Лицо Жавера, не умевшего лгать, было печально, Он ответил:

— Господин мэр! Правда есть правда. Мне очень досадно, но этот человек, несомненно, Жан Вальжан. Я тоже узнал его.

— Вы уверены в этом? — спросил Мадлен очень тихо.

Жавер рассмеялся тем горьким смехом, который невольно вырывается у человека, глубоко убежденного в своей правоте.

— Еще бы!

Задумавшись, он машинально перебирал пальцами в песочнице, стоявшей на столе, мелкий песок для просушки чернил, затем добавил:

— И теперь, когда я увидел настоящего Жана Вальжана, я и сам не понимаю, как я мог думать иначе. Простите меня, господин мэр.
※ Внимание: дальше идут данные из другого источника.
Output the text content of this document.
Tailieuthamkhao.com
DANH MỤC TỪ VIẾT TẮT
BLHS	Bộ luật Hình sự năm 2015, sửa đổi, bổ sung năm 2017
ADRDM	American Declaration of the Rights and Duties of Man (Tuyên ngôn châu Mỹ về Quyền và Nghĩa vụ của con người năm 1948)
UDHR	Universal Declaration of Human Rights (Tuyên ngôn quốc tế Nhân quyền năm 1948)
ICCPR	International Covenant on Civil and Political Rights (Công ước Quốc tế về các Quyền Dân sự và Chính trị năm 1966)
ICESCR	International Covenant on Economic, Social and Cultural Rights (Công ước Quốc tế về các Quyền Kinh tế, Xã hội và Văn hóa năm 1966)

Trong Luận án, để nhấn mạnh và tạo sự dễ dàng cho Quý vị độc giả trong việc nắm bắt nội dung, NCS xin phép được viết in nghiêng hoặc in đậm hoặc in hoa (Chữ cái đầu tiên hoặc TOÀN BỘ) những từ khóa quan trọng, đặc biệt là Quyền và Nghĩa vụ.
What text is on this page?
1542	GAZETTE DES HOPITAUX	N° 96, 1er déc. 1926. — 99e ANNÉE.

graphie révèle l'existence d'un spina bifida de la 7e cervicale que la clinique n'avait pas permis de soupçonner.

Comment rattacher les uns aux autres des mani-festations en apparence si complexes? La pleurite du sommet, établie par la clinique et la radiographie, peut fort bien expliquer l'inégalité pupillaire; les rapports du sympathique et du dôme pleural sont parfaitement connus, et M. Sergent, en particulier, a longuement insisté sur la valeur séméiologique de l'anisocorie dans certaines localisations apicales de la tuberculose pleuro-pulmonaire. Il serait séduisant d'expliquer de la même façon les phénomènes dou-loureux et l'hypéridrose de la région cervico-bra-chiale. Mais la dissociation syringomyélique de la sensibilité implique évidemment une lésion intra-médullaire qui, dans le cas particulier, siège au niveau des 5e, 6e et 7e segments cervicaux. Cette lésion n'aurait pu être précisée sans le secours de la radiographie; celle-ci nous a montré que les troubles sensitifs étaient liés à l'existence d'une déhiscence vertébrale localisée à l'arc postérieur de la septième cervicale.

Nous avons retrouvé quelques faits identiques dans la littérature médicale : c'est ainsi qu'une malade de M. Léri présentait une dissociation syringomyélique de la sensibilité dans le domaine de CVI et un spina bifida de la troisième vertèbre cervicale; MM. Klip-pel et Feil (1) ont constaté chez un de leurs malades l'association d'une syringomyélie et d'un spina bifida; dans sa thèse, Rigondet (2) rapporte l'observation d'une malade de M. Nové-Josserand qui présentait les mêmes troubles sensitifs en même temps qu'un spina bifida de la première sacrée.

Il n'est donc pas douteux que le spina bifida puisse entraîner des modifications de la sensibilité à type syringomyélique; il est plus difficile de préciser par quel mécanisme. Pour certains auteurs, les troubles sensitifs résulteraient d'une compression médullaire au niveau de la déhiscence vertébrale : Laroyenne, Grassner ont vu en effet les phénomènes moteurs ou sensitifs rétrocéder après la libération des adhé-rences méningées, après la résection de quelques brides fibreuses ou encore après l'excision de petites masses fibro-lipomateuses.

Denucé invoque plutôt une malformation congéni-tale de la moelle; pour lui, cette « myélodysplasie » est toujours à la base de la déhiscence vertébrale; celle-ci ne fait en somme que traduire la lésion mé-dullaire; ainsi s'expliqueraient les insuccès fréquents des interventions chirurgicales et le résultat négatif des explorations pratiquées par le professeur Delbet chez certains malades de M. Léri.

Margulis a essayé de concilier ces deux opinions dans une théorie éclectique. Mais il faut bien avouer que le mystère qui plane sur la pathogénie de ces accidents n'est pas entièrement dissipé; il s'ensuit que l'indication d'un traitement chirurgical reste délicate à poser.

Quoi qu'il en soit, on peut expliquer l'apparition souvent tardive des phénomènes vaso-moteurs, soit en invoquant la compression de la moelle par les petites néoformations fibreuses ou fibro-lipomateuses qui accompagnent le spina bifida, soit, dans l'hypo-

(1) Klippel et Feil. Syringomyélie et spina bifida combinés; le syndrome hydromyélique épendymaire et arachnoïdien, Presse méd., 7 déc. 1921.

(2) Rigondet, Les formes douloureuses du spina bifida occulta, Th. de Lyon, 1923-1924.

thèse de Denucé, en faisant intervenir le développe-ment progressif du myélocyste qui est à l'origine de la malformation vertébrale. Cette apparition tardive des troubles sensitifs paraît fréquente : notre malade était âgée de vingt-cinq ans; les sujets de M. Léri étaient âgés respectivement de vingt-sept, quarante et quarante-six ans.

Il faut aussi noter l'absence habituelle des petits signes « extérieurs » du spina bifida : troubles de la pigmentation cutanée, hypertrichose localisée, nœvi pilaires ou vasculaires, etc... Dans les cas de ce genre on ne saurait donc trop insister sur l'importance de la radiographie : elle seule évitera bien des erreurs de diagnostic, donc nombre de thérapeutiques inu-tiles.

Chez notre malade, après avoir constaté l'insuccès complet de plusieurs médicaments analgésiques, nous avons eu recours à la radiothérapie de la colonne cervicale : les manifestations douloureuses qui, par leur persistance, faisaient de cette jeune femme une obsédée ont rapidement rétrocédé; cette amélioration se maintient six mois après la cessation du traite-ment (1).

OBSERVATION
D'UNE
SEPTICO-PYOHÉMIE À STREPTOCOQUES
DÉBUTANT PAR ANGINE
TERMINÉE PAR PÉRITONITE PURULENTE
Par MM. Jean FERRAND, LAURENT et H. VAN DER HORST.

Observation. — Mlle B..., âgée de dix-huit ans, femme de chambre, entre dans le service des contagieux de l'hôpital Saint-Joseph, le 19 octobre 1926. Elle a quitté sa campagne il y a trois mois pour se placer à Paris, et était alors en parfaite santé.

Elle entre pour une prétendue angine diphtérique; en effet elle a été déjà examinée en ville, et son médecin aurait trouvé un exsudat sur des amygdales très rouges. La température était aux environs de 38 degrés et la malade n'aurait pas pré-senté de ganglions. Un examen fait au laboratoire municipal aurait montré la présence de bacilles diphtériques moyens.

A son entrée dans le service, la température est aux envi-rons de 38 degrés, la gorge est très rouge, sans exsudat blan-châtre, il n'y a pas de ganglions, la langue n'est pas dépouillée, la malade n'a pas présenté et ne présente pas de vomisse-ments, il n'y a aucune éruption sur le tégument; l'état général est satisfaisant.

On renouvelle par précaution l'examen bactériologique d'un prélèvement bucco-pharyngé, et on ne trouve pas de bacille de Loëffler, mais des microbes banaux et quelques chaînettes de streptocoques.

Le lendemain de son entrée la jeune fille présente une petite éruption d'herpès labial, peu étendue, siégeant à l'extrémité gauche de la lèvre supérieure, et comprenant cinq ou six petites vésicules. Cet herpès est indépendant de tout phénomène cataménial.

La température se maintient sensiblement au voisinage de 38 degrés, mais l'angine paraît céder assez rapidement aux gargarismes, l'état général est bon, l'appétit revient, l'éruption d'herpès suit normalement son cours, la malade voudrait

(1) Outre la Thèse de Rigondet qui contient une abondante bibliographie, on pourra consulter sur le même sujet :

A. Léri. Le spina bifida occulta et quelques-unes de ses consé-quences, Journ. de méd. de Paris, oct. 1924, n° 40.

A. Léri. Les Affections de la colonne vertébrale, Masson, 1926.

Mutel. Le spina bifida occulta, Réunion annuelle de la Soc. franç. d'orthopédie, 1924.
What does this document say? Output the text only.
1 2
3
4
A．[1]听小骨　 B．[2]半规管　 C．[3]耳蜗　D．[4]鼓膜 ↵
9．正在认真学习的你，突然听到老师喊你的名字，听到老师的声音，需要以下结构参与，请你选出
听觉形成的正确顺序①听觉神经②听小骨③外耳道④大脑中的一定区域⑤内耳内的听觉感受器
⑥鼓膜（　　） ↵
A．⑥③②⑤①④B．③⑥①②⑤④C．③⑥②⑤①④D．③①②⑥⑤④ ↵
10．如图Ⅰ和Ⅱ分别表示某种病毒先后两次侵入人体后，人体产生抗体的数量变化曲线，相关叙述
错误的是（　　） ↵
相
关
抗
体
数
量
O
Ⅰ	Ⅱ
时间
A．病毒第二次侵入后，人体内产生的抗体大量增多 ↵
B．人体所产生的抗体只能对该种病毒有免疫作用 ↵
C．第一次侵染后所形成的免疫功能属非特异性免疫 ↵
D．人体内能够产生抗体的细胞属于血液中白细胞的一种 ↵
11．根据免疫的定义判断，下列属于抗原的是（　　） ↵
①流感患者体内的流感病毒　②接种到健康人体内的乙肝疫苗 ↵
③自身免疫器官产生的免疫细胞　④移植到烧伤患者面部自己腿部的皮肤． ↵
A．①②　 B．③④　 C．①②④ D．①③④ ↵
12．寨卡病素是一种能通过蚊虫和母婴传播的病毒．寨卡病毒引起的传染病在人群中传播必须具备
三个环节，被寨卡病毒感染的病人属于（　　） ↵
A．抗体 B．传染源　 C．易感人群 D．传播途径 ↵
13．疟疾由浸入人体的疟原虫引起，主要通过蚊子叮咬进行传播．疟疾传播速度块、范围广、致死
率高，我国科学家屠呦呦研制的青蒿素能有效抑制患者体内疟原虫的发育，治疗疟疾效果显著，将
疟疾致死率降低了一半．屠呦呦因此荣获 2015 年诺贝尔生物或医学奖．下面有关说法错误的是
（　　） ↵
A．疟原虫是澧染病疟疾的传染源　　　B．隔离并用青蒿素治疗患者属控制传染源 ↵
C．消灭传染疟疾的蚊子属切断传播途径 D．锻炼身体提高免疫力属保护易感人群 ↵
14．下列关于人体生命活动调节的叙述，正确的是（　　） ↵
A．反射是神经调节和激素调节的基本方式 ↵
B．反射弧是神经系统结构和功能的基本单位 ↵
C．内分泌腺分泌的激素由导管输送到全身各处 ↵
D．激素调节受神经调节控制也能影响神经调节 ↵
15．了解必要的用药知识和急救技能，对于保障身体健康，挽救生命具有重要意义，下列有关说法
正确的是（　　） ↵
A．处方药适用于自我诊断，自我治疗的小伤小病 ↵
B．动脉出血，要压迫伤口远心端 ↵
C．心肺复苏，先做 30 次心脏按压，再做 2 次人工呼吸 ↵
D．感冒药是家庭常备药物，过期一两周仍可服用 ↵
Обращая эти значительные, молящие о прощении слова к тому, кто полтора месяца назад унизил его в полицейском участке, сказав в присутствии всех: «Ступайте!», Жавер, этот высокомерный человек, был сейчас, сам того не сознавая, исполнен простоты и достоинства. Мадлен ответил на его просьбу следующим внезапным вопросом:

— А что говорит этот человек?

— Да что уж, господин мэр, его дело плохо! Если это Жан Вальжан, тут рецидив. Перепрыгнуть через забор, сломать ветку, стянуть несколько яблок — для ребенка это шалость, для взрослого проступок, для каторжника преступление. Это кража, и притом за оградой владений. Тут уж пахнет не исправительной полицией, а судом присяжных. Не несколькими днями тюрьмы, а пожизненной каторгой. А тут еще история с маленьким савояром, которая, надеюсь, всплывет. Черт побери, тут есть от чего открещиваться, не так ли? Да, для всякого другого, но не для Жана Вальжана. Жан Вальжан — хитрая бестия! Вот еще одна черта, по которой я его узнаю. Другой почуял бы, что тут можно обжечься, стал бы бесноваться, кричать — и котелок закипает, когда ставишь его на огонь, — другой не согласился бы стать Жаном Вальжаном и так далее и тому подобное. А этот делает вид, что ничего не понимает, и говорит: «Я Шанматье, я не был на каторге!» Он прикидывается удивленным, он разыгрывает из себя тупицу, и это куда умнее. О, это ловкая шельма! Ну да все равно, доказательства налицо. Его опознали четыре человека. Старый мошенник будет осужден. Дело передано в аррасский суд! Я еду туда. Меня вызывают свидетелем.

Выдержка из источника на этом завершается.